Increase in the organic fertilizer allocation is financed by reductions in the budgets of minor agri Ministries: Total allocation earmarked for 2022 for agriculture related Ministries (including Irrigation) was LKR 133 Bn. This is about 13% decrease from 2021 allocations but more-or-less in line with 2020 spending. Adoption of organic fertilizer is currently one of the priority items in the Government’s agenda. The specific Ministry which is responsible for this task, has received a sizable allocation of LKR 46 Bn, an increase of LKR 10 Bn from 2021. This increase is financed by cutting individual allocations of all the minor agri ministries by over 20%.
Plantation related allocations fall below the norm: Plantation sector is a key contributor to export revenues of the country at the moment. It is imperative that the government keep supporting the industry to achieve envisaged improvements in yields and quality. However, aggregate allocations for plantation related Ministries have gone down by about LKR 4 Bn (-35%). Even in comparison to 2020, these allocations can be deemed below the norm.
Trade spending to be on par with 2020 levels: Ministry of Industry and Commerce is the key Ministry responsible for promoting industrial development in the country. It could play a pivotal role in assisting economic growth and facilitating employment creation. However, the Ministry has received only LKR 5 Bn, which is a reduction of 21% in comparison to what the ministry received in 2021, almost on par with 2020 levels.

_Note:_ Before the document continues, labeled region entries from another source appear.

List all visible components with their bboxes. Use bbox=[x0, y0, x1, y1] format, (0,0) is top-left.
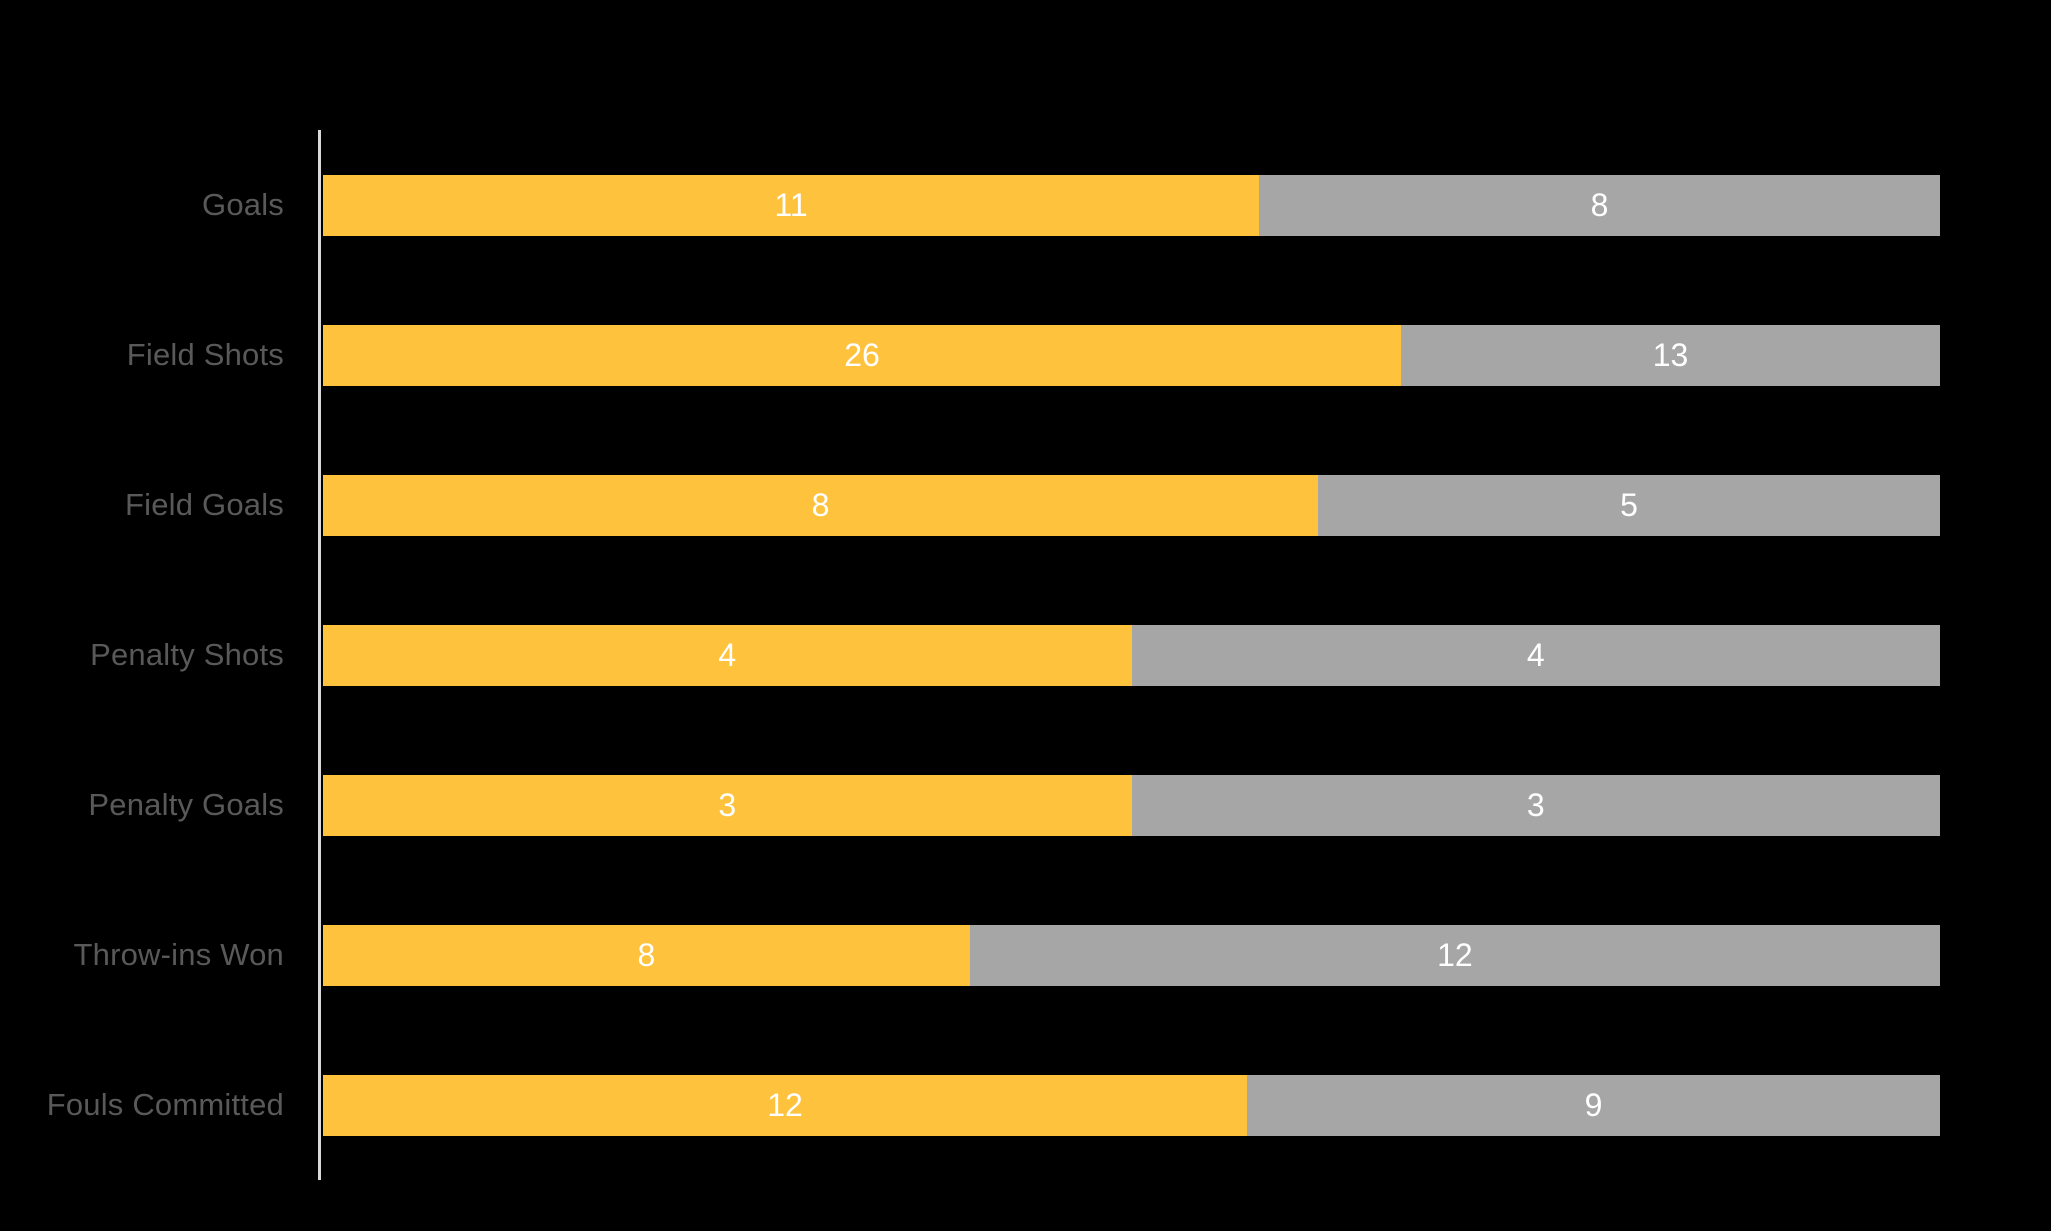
chart-row: Field Shots 26 13 bbox=[0, 280, 2051, 430]
category-label: Penalty Shots bbox=[90, 637, 284, 672]
value-label: 11 bbox=[774, 186, 808, 223]
y-axis-line bbox=[318, 130, 321, 1180]
stacked-bar: 4 4 bbox=[323, 624, 1940, 686]
plot-cell: 11 8 bbox=[323, 130, 1940, 280]
plot-cell: 3 3 bbox=[323, 730, 1940, 880]
axis-gap bbox=[284, 280, 318, 430]
bar-segment-yellow: 3 bbox=[323, 774, 1132, 836]
stacked-bar: 3 3 bbox=[323, 774, 1940, 836]
value-label: 4 bbox=[1526, 636, 1545, 673]
value-label: 12 bbox=[1437, 936, 1473, 973]
bar-segment-gray: 9 bbox=[1247, 1074, 1940, 1136]
bar-segment-gray: 3 bbox=[1131, 774, 1940, 836]
chart-row: Goals 11 8 bbox=[0, 130, 2051, 280]
chart-row: Penalty Goals 3 3 bbox=[0, 730, 2051, 880]
bar-segment-yellow: 8 bbox=[323, 924, 970, 986]
stacked-bar: 8 12 bbox=[323, 924, 1940, 986]
category-label: Fouls Committed bbox=[46, 1087, 284, 1122]
axis-gap bbox=[284, 1030, 318, 1180]
axis-gap bbox=[284, 880, 318, 1030]
stacked-bar: 8 5 bbox=[323, 474, 1940, 536]
value-label: 13 bbox=[1652, 336, 1689, 373]
value-label: 4 bbox=[718, 636, 737, 673]
plot-cell: 26 13 bbox=[323, 280, 1940, 430]
bar-segment-yellow: 4 bbox=[323, 624, 1132, 686]
bar-segment-yellow: 8 bbox=[323, 474, 1319, 536]
category-label: Field Goals bbox=[125, 487, 284, 522]
stacked-bar: 26 13 bbox=[323, 324, 1940, 386]
category-label: Penalty Goals bbox=[88, 787, 284, 822]
axis-gap bbox=[284, 430, 318, 580]
bar-segment-gray: 5 bbox=[1318, 474, 1940, 536]
value-label: 26 bbox=[844, 336, 880, 373]
axis-gap bbox=[284, 580, 318, 730]
value-label: 9 bbox=[1584, 1086, 1603, 1123]
plot-cell: 12 9 bbox=[323, 1030, 1940, 1180]
category-label: Goals bbox=[202, 187, 284, 222]
bar-segment-yellow: 11 bbox=[323, 174, 1260, 236]
stacked-bar-chart: Goals 11 8 Field Shots 26 13 Field Goals bbox=[0, 130, 2051, 1180]
bar-segment-gray: 13 bbox=[1401, 324, 1940, 386]
bar-segment-yellow: 26 bbox=[323, 324, 1401, 386]
chart-row: Fouls Committed 12 9 bbox=[0, 1030, 2051, 1180]
value-label: 3 bbox=[718, 786, 737, 823]
chart-row: Throw-ins Won 8 12 bbox=[0, 880, 2051, 1030]
stacked-bar: 11 8 bbox=[323, 174, 1940, 236]
chart-row: Field Goals 8 5 bbox=[0, 430, 2051, 580]
category-label: Throw-ins Won bbox=[73, 937, 284, 972]
plot-cell: 4 4 bbox=[323, 580, 1940, 730]
value-label: 8 bbox=[637, 936, 656, 973]
value-label: 12 bbox=[767, 1086, 803, 1123]
plot-cell: 8 5 bbox=[323, 430, 1940, 580]
value-label: 3 bbox=[1526, 786, 1545, 823]
bar-segment-gray: 12 bbox=[969, 924, 1940, 986]
value-label: 8 bbox=[1590, 186, 1609, 223]
value-label: 5 bbox=[1620, 486, 1638, 523]
bar-segment-gray: 4 bbox=[1131, 624, 1940, 686]
stacked-bar: 12 9 bbox=[323, 1074, 1940, 1136]
plot-cell: 8 12 bbox=[323, 880, 1940, 1030]
category-label: Field Shots bbox=[126, 337, 284, 372]
bar-segment-gray: 8 bbox=[1259, 174, 1940, 236]
axis-gap bbox=[284, 730, 318, 880]
bar-segment-yellow: 12 bbox=[323, 1074, 1247, 1136]
chart-row: Penalty Shots 4 4 bbox=[0, 580, 2051, 730]
axis-gap bbox=[284, 130, 318, 280]
value-label: 8 bbox=[811, 486, 830, 523]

Tourism receives the lowest allocation in five years: Tourism holds an important role in the economy due to its ability to generate forex revenue and create jobs. With gradual reopening of international borders, tourism is expected to make a comeback in 2022. Allocation for the Ministry of Tourism was halved to LKR 923 Mn, lowest since 2016. The government increased capital expenditure of the Ministry substantially in 2021 (from LKR 288 Mn in 2020 to LKR 1 Bn in 2021), and it has been drastically brought down to LKR 245 Mn in 2022.
Number of grassroot level development interventions in 2022 may see a decline: Capital expenditure cuts in Ministries such as Public Services, Provincial Councils and Local Government (-LKR 18 Bn), the State Ministry of Rural and School Sports Infrastructure Improvement (-LKR 262 Mn), the Ministry of Urban Development and Housing (-LKR 9 Bn) etc. may deliver a relatively a smaller number of small-scale development projects in 2022.
Somewhat lower level of spending is expected on welfare and social development: Legacy of pandemic may leave an elevated level of poverty especially among rural communities. We observe some sizable cuts in allocations of welfare and social development-oriented Ministries such as the State Ministry of Samurdhi Household Economy, Micro-finance, Self Employment and Business Development (-LKR 10 Bn).
Allocations for industries plummet, risks sector development: Development of the industries is a critical need of the hour due to the fragile state of the economy. However, a number of Ministries related to this saw the allocations fall below even 2020 levels. Collectively, the allocations of these Ministries are brought down almost by half for 2022.